Likewise, ESG considerations are now becoming critical components of an organisation’s growth.  Consumers are becoming much more sophisticated in their demands - they are more interested in doing business with corporations that take care of the world and its people – and they are prepared to pay a premium for it.  Procurement can be the internal function that places a company firmly on a path to an ethical and regenerative future, by choosing how to respond to the new mindset of consumers, helping stakeholders to invest in change and ensuring that money, time and energy is directed to the right places for long-term positive impact. 

Talented individuals will also want to work for organisations that are purposeful.  People recognise that this is a one-shot-deal, it’s not a dress rehearsal.  From a career perspective, it is important for employees to invest their time, talent and energies wisely.  Organisations that are purposeful will be recognised by shareholders as building a trust mark with consumers, and along with highly-valued talented employees, are much more likely to be profitable.


Looking forward, Procurement has a great opportunity to be an amazing enabler.  Top tips include:

  • Focus on obtaining the best value and added value, e.g., sustainability, rather than the lowest cost
  • Create and facilitate the process of supplier selection for the business owners and business partners, rather than making the actual decision
  • Translate and apply supplier relationship management (SRM) practices across the entire organisation to create a competitive advantage.
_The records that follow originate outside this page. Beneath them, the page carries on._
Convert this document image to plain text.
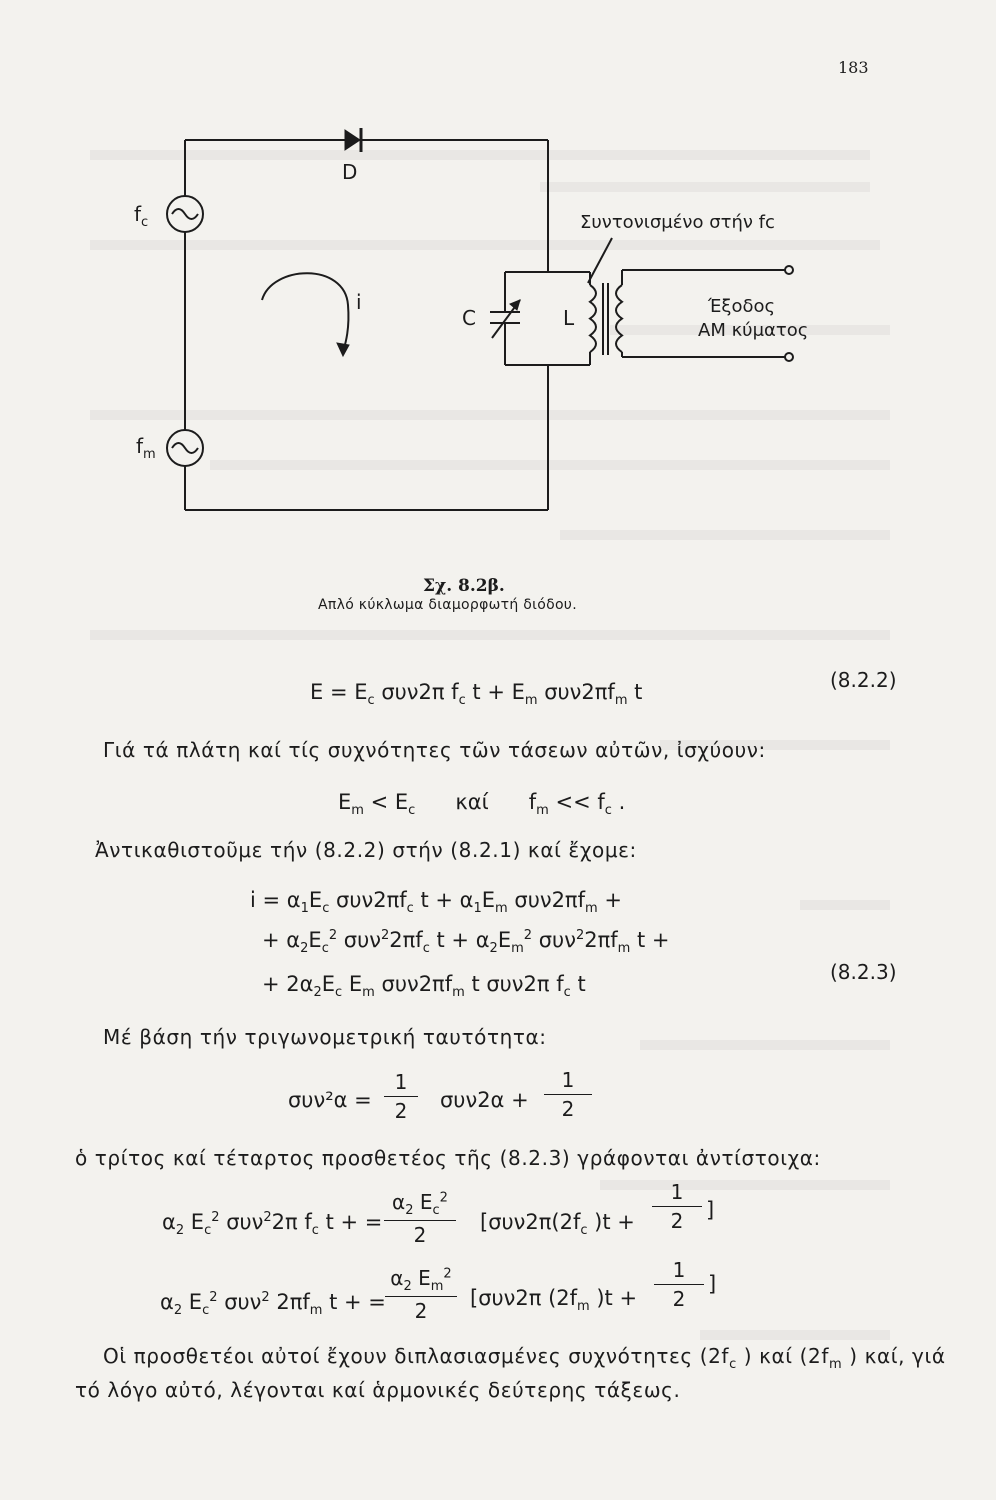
183
D
$f_c$
$f_m$
i
C	L
Συντονισμένο στήν fc
Έξοδος
ΑΜ κύματος
Σχ. 8.2β.
Απλό κύκλωμα διαμορφωτή διόδου.
$E = E_c$ συν2π $f_c$ $t + E_m$ $\sigma\upsilon\nu 2\pi f_m$ t	(8.2.2)
Γιά τά πλάτη καί τίς συχνότητες τῶν τάσεων αὐτῶν, ἰσχύουν:
$E_m < E_c$      καί      $f_m << f_c$ .
Ἀντικαθιστοῦμε τήν (8.2.2) στήν (8.2.1) καί ἔχομε:
$i = \alpha_1E_c$ $\sigma\upsilon\nu 2\pi f_c$ $t + \alpha_1E_m$ $\sigma\upsilon\nu 2\pi f_m$ +
+ $\alpha_2E_c^2$ $\sigma\upsilon\nu^22\pi f_c$ $t + \alpha_2E_m^2$ $\sigma\upsilon\nu^22\pi f_m$ t +
+ $2\alpha_2E_c$ $E_m$ $\sigma\upsilon\nu 2\pi f_m$ t συν2π $f_c$ t	(8.2.3)
Μέ βάση τήν τριγωνομετρική ταυτότητα:
συν²α =
1
2	συν2α +
1
2
ὁ τρίτος καί τέταρτος προσθετέος τῆς (8.2.3) γράφονται ἀντίστοιχα:
$\alpha_2$ $E_c^2$ συν$^2$2π $f_c$ t + =
$\alpha_2$ $E_c^2$
2
[$\sigma\upsilon\nu 2\pi(2f_c$ )t +
1
2	]
$\alpha_2$ $E_c^2$ συν$^2$ $2\pi f_m$ t + =
$\alpha_2$ $E_m^2$
2
[συν2π ($2f_m$ )t +
1
2
]
Οἱ προσθετέοι αὐτοί ἔχουν διπλασιασμένες συχνότητες ($2f_c$ ) καί ($2f_m$ ) καί, γιά
τό λόγο αὐτό, λέγονται καί ἁρμονικές δεύτερης τάξεως.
Advice for CPOs and Senior Procurement:

  1. Promote SRM practices – highlight the value of shaping the supplier base to meet the business needs of today and tomorrow
  2. Invest in risk management technology to reduce the issue for Procurement and strengthen business continuity
  3. Reinforce the strategy of adding value to the business such as risk management, sustainability and social values.  Emphasise the benefits and make Procurement an appealing destination.
  4. Use data as currency to get a seat at the table with business stakeholders/partners – create a level of engagement by bring internal and external insights that no one else is aware of, that allow them to re-think their existing approach and future strategies

Have the courage to think broadly across the organisation and take strategic decisions - be a voice for your organisation.

Advice for young talent in Procurement: 

  1. Broaden your remit, think strategically.  Be conscious of aligning with business stakeholders’ objectives.  Don’t be afraid to ask tough/silly questions – be brave and make 100 mistakes to do one thing right
  2. Use data as currency to get a seat at the table with business stakeholders/partners – create a level of engagement by bring internal and external insights that no one else is aware of, that allow them to re-think their existing approach and future strategies
  3. Have the courage to think broadly across the organisation and take strategic decisions - be a voice for your organisation.
  4. This era is a time of great transformation, and a critical time for Procurement – it’s on a journey from a single lane road to a superhighway.  By focusing on creating opportunities for adding value, innovation and ESG practices, it has the power to unleash a positive influence across the entire organisation. 

It’s now time for Procurement to be the beating heart of making those changes a reality.